Eagle's library interface is awful, I usually opt to just make stuff over from scratch whenever I need it rather than trying to move stuff from library to library, or trying to synchronize my libraries between multiple computers.
Also, their license options almost entirely alienate the hobbyist market. Their "non-profit" license is a slight step in the right direction, but it's still somewhat pricey for me; in addition, for the price, i'd rather have even more board space, and don't care about getting 4 signal layers. I'll NEVER spend $1200 on a full, unlimited license, and I don't see myself buying the non-profit license either. So really, by not offering any better options, they will never be seeing a dime from me. Eagle is a very common software package for hobbyists, I see it used everywhere, and yet they don't seem to want our business... I haven't ever heard from any other hobbyist who has actually bought a license from them... and I'm sure many of us who use it will never buy one because of the lack of options. If they offered a decent hobbyist license option, with quite a bit more board space (if not unlimited), 2 layers, and multiple schematic sheets, without any free tech support (so it wouldn't cost them anything to support it after you bought it), then no matter how cheap they made it (within reason) it would almost be free money for them, from those of us who would not have given them a penny otherwise.
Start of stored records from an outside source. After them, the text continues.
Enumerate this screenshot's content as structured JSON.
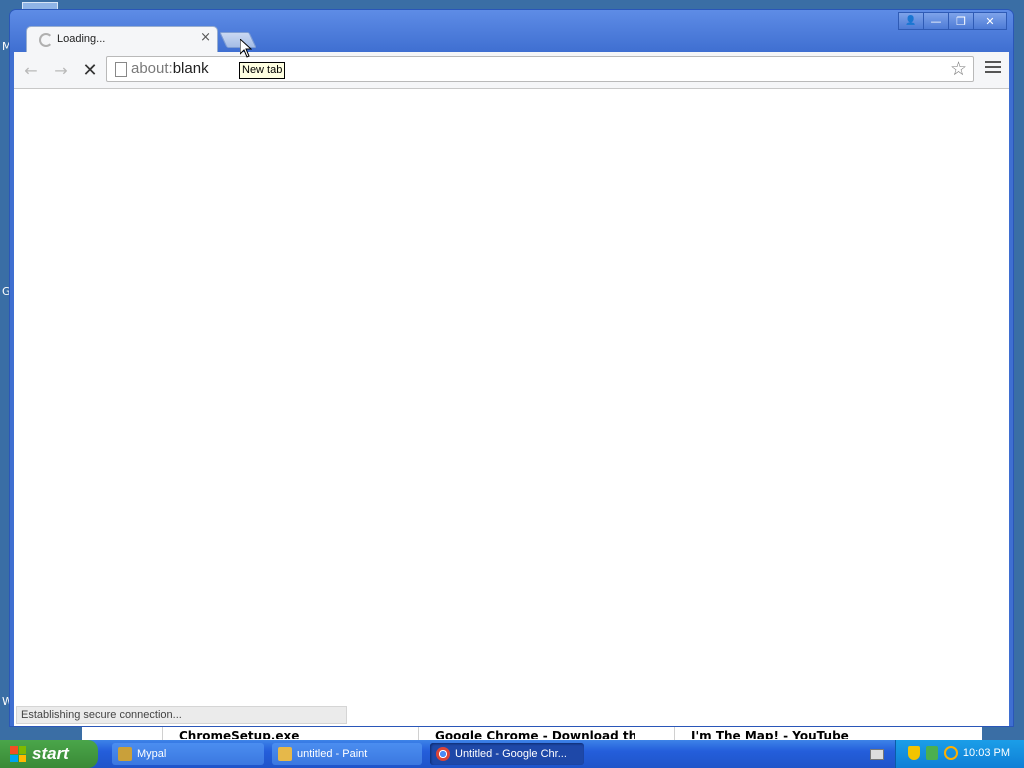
{
  "desktop": {
    "bottom_titles": [
      "ChromeSetup.exe",
      "Google Chrome - Download the",
      "I'm The Map! - YouTube"
    ],
    "side_letters": [
      "M",
      "G",
      "W"
    ]
  },
  "window": {
    "tab": {
      "title": "Loading...",
      "close": "×"
    },
    "tooltip": "New tab",
    "controls": {
      "user": "👤",
      "minimize": "—",
      "maximize": "❐",
      "close": "✕"
    },
    "omnibox": {
      "scheme": "about:",
      "rest": "blank"
    },
    "nav": {
      "back": "←",
      "forward": "→",
      "stop": "✕",
      "star": "☆"
    },
    "status": "Establishing secure connection..."
  },
  "taskbar": {
    "start_label": "start",
    "items": [
      {
        "label": "Mypal",
        "active": false
      },
      {
        "label": "untitled - Paint",
        "active": false
      },
      {
        "label": "Untitled - Google Chr...",
        "active": true
      }
    ],
    "clock": "10:03 PM"
  },
  "colors": {
    "desktop": "#3a6ea5",
    "window_frame": "#3f6fd1",
    "taskbar": "#245edb",
    "start_button": "#3a8a36",
    "tray": "#0f7fd6"
  }
}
Also, the annoyances that we put up with because it's free and powerful in a lot of ways seem to me like they would make eagle a poor choice for an engineering company that actually has the money to throw around for such expensive licenses. Also working against it is that it's not an industry standard like some of the more commercial PCB packages (protel, orcad, whatever)
I'm not quite sure who they're targeting... but it clearly isn't hobbyists, and they don't seem to be making any great improvements that would make it more appealing to real professionals with money to burn... Plus, by alienating those of us who are currently hobbyists/students (many of whom will soon go on to be professional engineers), they don't really give us much reason to consider using their product if/when we go on to be professional engineers and actually need expensive software packages.
With that said, I STILL haven't found a single free alternative that's any better, or even one that isn't free but is affordable. Seems like a rather important niche that nobody's filling. So for the time being and the forseeable future, I'll be sticking with eagle, and stuck with small boards for everything.